Inside a warehouse for MooTV, a live video production company in Nashville, Tennessee, the floor-to-ceiling shelves are lined with row after row of video screens, cables and rolling cases that normally would be out on the road with Brad Paisley, Chris Stapleton or Dierks Bentley. At one end of the warehouse sits an empty bar with beer taps where fans once sat on stage with Paisley.

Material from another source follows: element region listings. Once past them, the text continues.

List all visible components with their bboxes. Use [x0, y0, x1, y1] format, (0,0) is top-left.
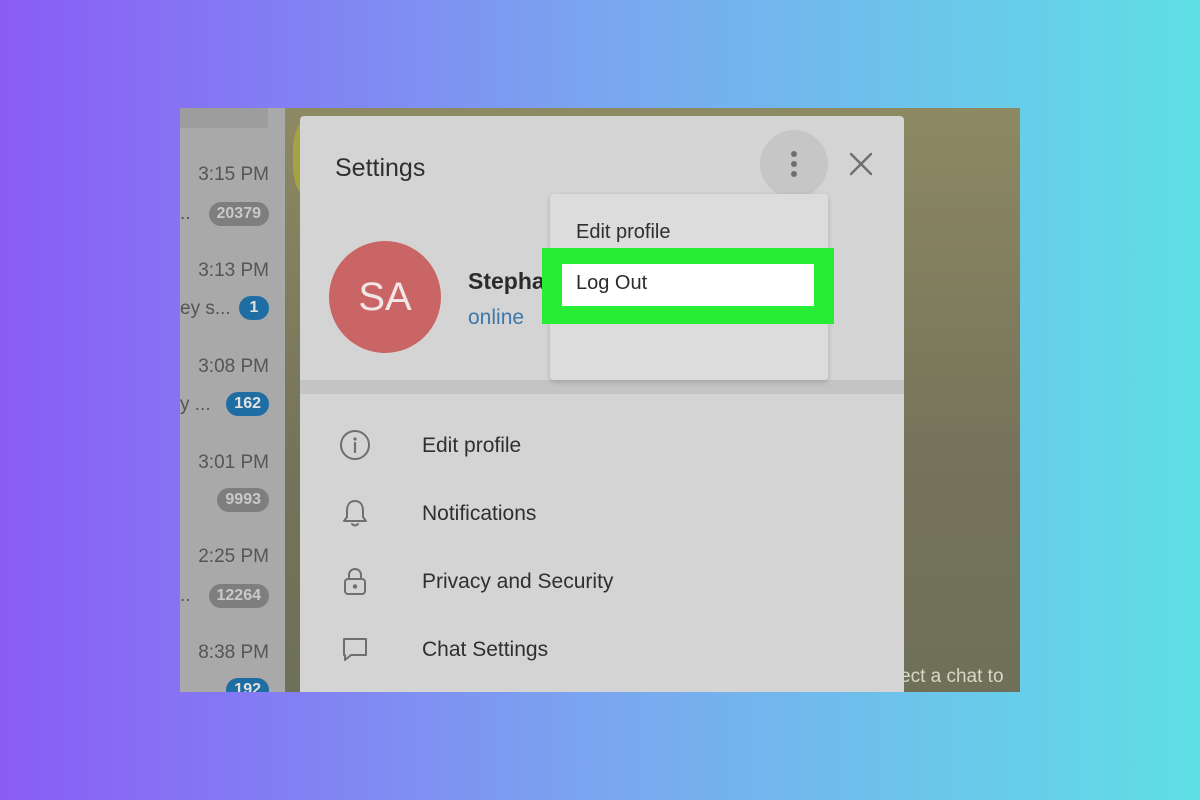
chat-list-header — [180, 108, 268, 128]
select-chat-hint: ect a chat to — [900, 666, 1004, 687]
menu-item-label: Notifications — [422, 502, 537, 525]
chat-time: 3:08 PM — [198, 356, 269, 377]
log-out-button[interactable]: Log Out — [562, 264, 814, 306]
telegram-window: 3:15 PM .. 20379 3:13 PM ey s... 1 3:08 … — [180, 108, 1020, 692]
menu-item-chat-settings[interactable]: Chat Settings — [300, 618, 904, 682]
unread-badge: 192 — [226, 678, 269, 692]
chat-time: 3:15 PM — [198, 164, 269, 185]
chat-bubble-icon — [338, 632, 372, 666]
chat-time: 2:25 PM — [198, 546, 269, 567]
menu-item-notifications[interactable]: Notifications — [300, 482, 904, 546]
menu-item-label: Chat Settings — [422, 638, 549, 661]
close-icon — [849, 152, 873, 176]
unread-badge: 20379 — [208, 202, 269, 226]
logout-highlight-box: Log Out — [542, 248, 834, 324]
profile-name: Stepha — [468, 268, 545, 294]
vertical-dots-icon — [791, 151, 797, 177]
chat-list: 3:15 PM .. 20379 3:13 PM ey s... 1 3:08 … — [180, 108, 285, 692]
menu-item-edit-profile[interactable]: Edit profile — [300, 414, 904, 478]
menu-item-label: Privacy and Security — [422, 570, 614, 593]
log-out-label: Log Out — [576, 272, 648, 294]
page-title: Settings — [335, 154, 426, 182]
dropdown-item-edit-profile[interactable]: Edit profile — [576, 221, 671, 244]
profile-status: online — [468, 306, 525, 329]
chat-snippet: y ... — [180, 394, 211, 415]
chat-time: 8:38 PM — [198, 642, 269, 663]
settings-modal: Settings SA Stepha online Edit profile N… — [300, 116, 904, 692]
menu-item-label: Edit profile — [422, 434, 522, 457]
avatar[interactable]: SA — [329, 241, 441, 353]
avatar-initials: SA — [358, 274, 412, 319]
unread-badge: 9993 — [217, 488, 269, 512]
chat-snippet: .. — [180, 585, 191, 606]
lock-icon — [338, 564, 372, 598]
bell-icon — [338, 496, 372, 530]
chat-time: 3:01 PM — [198, 452, 269, 473]
chat-snippet: ey s... — [180, 298, 231, 319]
menu-item-privacy-security[interactable]: Privacy and Security — [300, 550, 904, 614]
unread-badge: 1 — [239, 296, 269, 320]
chat-time: 3:13 PM — [198, 260, 269, 281]
info-icon — [338, 428, 372, 462]
chat-snippet: .. — [180, 203, 191, 224]
close-button[interactable] — [844, 142, 878, 186]
section-divider — [300, 380, 904, 394]
unread-badge: 12264 — [208, 584, 269, 608]
unread-badge: 162 — [226, 392, 269, 416]
more-options-button[interactable] — [760, 130, 828, 198]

It’s starkly quiet in the warehouse that was once a bustling hive of activity just weeks ago.

“We’ve watched within a few days 100% of our calendar clear, which means no income and a lot of mouths to feed,” said Scott Scovill, owner of MooTV.

Live music, concerts, festivals, awards shows and other live entertainment events came to an abrupt halt just weeks ago over concerns of spreading the new coronavirus. For thousands of live entertainment staff who work behind the stages, the world got a lot quieter.

MooTV’s Scovill is keeping his employees on the payroll so they won’t lose their health insurance. He’s seeking out small business loans to keep the company a float, but said that will put it into deep debt. Like a lot of people, he’s been keeping himself isolated at home.

“The world has absolutely gone quiet for me,” Scovill said. “For myself and everyone in the entertainment industry, we’re hurting.”